Why a V filter for differential photometry?

Thu, 11/04/2021 - 07:07

I have often been told that differential photometry (even on very dim stars) should always use a V filter.  A V filter passes light between about 500nm and 700nm.  My CCD can see up to 1000 nm.  By placing a V filter in the light track I am losing about 30% of the light emitted by the (sometimes very distant) star.  Why not use no filter at all?  I do not see the point of a distant star's light traveling half way across the galaxy, only to be dimmed 30% by a filter just millimeters before that light hits my CCD chip.  Can anyone explain why a V filter is necessary for differential photometry?

Affiliation
American Association of Variable Star Observers (AAVSO)
No Filter

I suppose you could do that for an exoplanet Ed, but then you would not have color data to, for example,  discern if a possible exoplanet is really red star that very slightly eclipses a blue star.  Also,  astronomers may never have figured out stellar evolution without being able to tell what color a star is.  Look at an  HR diagram.

Also, you would miss why some stars can be variable.

If you favor no filter in order to go deeper, I suppose you would need to worry about stray light like infrared reflected back from the sky that could increase the noise in your measurements. You have some protection in that many camera's sensitivity falls off at UV and IR and peak in the V.

Ray

Affiliation
American Association of Variable Star Observers (AAVSO)
unfiltered observations

Hi Ed,

Your Sycamore Canyon Observatory looks great!  What equipment do you have?

 

Unfiltered observations work well for some projects.  Take for example the Center for Backyard Astrophysics (CBA) group run by Dr. Joe Patterson of Columbia.  He studies cataclysmic variables, often looking for periodic signals that tell him something about the orbital dynamics of these binary systems.  CVs are basically colorless stars, or at least you can get overlapping time series from contributing observers and therefore can adjust zeropoints to place the light curves on pretty much the same scale.

However, unfiltered doesn't work for everything.  Take for example a red star near the minimum of its cycle.  If your camera has a blue sensitive detector, and your buddy has a red sensitive detector, then even if you observe simultaneously, your blue sensitive unfiltered camera will measure the star as fainter than your buddy's system, since you have less effective signal on the red star.  You can even be magnitudes apart in value, even if you use the same comp star.  Now if this red star is a typical pulsating variable, it gets hotter as it approaches maximum, which means the star gets bluer.  If the two of you again measure the star near maximum, you will record a relatively brighter magnitude than your buddy.  So even though you are measuring the same star, the amplitude and light curve shape will be different.  You may get the same period, but much of the remaining science is lost.  If you are both using a V filter, then much of the wavelength-dependent sensitivity is limited by the filter, and your magnitudes and light curve shape will be much more alike.  Similarly, if you both use two filters (like B and V), you can transform your data onto the standard Johnson system, and then your measurements will fall on top of one another - even though you are using two very different cameras.

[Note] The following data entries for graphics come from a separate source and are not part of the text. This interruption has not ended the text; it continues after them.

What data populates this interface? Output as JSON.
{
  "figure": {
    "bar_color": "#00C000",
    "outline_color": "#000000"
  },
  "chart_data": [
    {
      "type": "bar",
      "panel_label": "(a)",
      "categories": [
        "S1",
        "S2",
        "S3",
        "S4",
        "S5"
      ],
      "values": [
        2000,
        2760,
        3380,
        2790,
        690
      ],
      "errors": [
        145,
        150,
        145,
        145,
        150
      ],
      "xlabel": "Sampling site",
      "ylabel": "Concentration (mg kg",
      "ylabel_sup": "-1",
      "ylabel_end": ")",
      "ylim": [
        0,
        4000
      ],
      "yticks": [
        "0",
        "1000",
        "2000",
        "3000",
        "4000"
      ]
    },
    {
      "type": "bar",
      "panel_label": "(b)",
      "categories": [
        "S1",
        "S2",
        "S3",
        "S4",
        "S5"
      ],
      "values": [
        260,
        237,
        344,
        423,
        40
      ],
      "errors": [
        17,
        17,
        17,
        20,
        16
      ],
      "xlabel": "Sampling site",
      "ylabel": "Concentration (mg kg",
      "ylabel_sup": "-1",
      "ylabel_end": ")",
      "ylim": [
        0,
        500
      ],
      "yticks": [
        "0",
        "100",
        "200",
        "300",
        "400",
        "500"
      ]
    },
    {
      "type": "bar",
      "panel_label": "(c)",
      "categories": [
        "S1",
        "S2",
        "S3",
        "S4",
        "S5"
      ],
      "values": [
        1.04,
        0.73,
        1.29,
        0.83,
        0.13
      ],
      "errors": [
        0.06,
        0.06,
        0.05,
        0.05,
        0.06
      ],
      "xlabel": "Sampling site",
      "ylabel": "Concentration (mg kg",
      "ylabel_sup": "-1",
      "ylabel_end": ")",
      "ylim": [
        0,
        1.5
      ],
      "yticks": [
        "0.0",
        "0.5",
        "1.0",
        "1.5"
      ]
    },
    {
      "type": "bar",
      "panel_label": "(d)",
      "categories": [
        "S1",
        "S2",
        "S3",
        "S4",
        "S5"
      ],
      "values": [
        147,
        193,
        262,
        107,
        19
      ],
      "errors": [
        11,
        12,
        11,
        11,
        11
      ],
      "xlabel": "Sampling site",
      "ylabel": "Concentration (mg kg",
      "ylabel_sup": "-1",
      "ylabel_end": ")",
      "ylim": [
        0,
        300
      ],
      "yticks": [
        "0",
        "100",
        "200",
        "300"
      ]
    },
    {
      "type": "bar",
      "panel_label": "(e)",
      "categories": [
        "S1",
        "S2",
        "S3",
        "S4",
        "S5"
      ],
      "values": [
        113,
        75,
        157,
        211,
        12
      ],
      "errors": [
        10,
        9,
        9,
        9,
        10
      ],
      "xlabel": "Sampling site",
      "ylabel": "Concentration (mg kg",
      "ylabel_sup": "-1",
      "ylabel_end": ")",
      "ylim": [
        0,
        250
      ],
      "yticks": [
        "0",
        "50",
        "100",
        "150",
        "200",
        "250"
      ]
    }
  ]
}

So for most of the AAVSO targets, using a standard filter ensures that your measurements are taken with nearly the same bandpass and sensitivity, and therefore will be far more useful into the future.  I agree that a standard filter decreases the throughput, but I'd rather work on somewhat brighter stars and do them right, thereby maximizing the scientific value of the observation that I worked hard to obtain.